One part of my new house that I plan to keep substantially the same as when it was my grandmother's house is the kitchen. The kitchen worked, and worked well. But I will be doing it with new furnishings, since the kitchen table and chairs are an heirloom hand-finished by my uncle and my grandfather (and the chairs were always too spindly for my tastes, anyway) that are now passing on to my aunt, as is the pantry cabinet.
There had always been a rocker next to the stove. The original rocker that I remembered my grandfather sitting in smoking his pipe after Sunday breakfast is long gone, replaced about 15 years ago by a more brutish model painted an ugly pinkish-gray. That rocker is now stored in a room upstairs. I wanted to get a rocker of my own to put in this spot.
On Closing Day I went on a shopping expedition to buy things for the house that I knew were on sale: fans, a steel chair, a kitchen cart. I stopped in the Country Junction in Wilkes-Barre Township just for the hell of it - I figured that they wouldn't have anything I would want immediately, but it would be a good place to look around for ideas down the road. I quickly came across exactly the living room suit that I wanted even before I knew I wanted it. While making a sweep of the back area, I also spotted a rocker for only $39.
I tried it out. It fit me just right. I leaned back, and my head rested comfortably against the high back. Perfect. I'll take it.
Only I couldn't. There's only so much stuff you can fit in a Tercel.

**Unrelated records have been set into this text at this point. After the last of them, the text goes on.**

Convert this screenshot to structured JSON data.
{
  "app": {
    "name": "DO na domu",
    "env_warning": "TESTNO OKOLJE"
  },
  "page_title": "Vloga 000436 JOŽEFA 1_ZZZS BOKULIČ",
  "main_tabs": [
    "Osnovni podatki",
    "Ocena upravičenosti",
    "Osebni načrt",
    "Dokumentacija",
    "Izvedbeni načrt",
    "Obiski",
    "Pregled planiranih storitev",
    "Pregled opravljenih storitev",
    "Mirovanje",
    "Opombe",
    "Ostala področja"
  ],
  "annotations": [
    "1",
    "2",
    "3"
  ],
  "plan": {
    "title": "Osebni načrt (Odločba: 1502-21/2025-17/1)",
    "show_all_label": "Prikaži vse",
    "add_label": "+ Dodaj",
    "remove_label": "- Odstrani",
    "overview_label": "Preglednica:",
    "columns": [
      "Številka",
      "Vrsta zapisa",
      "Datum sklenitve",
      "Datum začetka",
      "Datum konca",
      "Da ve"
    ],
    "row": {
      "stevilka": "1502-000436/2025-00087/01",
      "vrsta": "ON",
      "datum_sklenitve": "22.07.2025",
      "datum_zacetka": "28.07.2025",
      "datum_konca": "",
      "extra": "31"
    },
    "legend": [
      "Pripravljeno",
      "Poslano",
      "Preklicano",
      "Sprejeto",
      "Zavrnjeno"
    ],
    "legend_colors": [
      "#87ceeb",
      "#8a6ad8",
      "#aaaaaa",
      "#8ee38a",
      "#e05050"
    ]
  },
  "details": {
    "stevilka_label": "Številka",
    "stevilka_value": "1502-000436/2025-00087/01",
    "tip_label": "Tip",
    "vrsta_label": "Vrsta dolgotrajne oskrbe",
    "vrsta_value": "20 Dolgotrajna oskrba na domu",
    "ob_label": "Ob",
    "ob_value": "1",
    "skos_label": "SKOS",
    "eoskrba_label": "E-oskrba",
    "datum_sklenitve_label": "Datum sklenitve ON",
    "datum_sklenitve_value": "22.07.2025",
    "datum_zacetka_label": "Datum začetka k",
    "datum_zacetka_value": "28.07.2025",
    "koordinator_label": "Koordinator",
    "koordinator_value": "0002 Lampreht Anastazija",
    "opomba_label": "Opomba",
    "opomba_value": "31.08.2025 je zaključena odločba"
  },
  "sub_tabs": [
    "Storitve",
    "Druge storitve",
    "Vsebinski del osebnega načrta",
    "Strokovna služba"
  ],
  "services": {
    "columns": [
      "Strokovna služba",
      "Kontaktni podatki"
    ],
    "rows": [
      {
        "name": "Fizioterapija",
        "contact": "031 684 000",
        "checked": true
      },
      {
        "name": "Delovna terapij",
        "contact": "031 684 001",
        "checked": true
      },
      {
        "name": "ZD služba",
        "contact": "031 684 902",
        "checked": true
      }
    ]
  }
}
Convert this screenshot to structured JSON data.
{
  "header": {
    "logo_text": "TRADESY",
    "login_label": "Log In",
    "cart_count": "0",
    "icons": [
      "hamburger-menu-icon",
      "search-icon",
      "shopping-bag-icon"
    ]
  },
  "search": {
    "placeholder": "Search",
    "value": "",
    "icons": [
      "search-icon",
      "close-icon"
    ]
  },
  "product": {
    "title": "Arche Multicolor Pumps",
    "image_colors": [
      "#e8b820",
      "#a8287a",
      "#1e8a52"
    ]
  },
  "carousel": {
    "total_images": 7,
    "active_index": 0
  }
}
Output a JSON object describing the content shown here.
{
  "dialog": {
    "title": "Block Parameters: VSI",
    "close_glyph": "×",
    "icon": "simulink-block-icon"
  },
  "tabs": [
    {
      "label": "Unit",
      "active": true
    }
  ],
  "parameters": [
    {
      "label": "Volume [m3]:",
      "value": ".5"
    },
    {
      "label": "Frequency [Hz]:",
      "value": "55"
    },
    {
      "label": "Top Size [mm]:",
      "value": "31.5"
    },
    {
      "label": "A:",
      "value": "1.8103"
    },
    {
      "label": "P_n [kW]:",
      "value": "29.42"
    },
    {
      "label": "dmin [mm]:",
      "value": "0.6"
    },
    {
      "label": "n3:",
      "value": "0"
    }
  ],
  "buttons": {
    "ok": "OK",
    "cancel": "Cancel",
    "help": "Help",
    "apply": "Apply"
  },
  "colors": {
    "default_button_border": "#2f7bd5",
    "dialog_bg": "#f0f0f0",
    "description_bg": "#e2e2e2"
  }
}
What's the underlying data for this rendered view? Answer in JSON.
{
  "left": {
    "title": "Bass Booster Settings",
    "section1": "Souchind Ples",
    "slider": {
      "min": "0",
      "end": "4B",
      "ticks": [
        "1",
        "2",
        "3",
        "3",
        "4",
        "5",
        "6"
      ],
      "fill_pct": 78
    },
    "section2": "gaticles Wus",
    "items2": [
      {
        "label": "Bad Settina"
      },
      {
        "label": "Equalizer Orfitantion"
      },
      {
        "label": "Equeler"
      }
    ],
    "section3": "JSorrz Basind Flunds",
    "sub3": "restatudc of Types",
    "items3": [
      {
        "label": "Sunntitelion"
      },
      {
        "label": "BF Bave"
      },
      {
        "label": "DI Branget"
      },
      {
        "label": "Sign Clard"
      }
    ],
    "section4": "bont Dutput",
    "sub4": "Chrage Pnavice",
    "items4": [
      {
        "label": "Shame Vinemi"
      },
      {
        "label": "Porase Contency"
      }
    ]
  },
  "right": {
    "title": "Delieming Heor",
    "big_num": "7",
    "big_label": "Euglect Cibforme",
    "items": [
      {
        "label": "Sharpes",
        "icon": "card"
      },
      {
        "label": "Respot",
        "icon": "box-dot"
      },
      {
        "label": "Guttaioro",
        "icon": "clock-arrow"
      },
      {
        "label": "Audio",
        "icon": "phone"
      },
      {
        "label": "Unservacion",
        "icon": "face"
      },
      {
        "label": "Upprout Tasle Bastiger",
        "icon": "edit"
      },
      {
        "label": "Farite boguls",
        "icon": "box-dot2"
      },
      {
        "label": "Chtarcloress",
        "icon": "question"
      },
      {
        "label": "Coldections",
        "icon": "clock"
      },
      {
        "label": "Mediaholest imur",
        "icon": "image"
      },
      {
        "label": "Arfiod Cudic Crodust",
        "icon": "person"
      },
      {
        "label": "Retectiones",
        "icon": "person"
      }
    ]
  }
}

Fast forward to yesterday. I had a plan: hit the Country Junction for the rocker, cross the road to the Wyoming Valley Mall to get the latest copy of Wizard with a Borders/Waldenbooks Gift Card that I got as a cashback bonus from Discover Card, and then go down the road the Home Depot for paint swatches and storm door brochures. One, two, three, in and out, nobody gets hurt.
I arrived at Country Junction. I went in to buy the chair.
Embarrassment #1: I couldn't find the chair. The display chair was still there, but I couldn't find any boxes of chairs for sale. Surely the big flat things next to the display model did not contain rockers? They did. I had looked at the box, but not hard enough - the picture label was on the underside.
Embarrassment #2: Two of the girls who work at the Country Junction carried the chair out for me. I could have carried both of them around on my shoulders, and they did this thing for me. Which I suppose is just as well - a big, flat box like that is a pretty awkward thing for one person to handle, and I would probably blow my back out trying to do it. (I'll find this out soon when I try to get it out of my car.)
Embarrassment #3: They had me bring around my little Tercel to see if we could get the box to fit. My little, tiny, crap-filled Tercel. Suddenly the issue wasn't whether we could get the box through the door of the car - we could - but how many empty water bottles and church bulletins and other assorted bits of accumulated crap we would have to move to clear a place for the box. (Answer: a lot.)
The rest of the trip was unembarrassing. And I saw a huge double rainbow when I got to the Home Depot. I just hope I don't run into those girls from the Country Junction again. I feel like saying what Lenny from The Simpsons said when his house blew open to reveal him sitting at a table in his underwear eating from a can: "Please don't tell anyone how I live."
Maybe I should just clean out my car.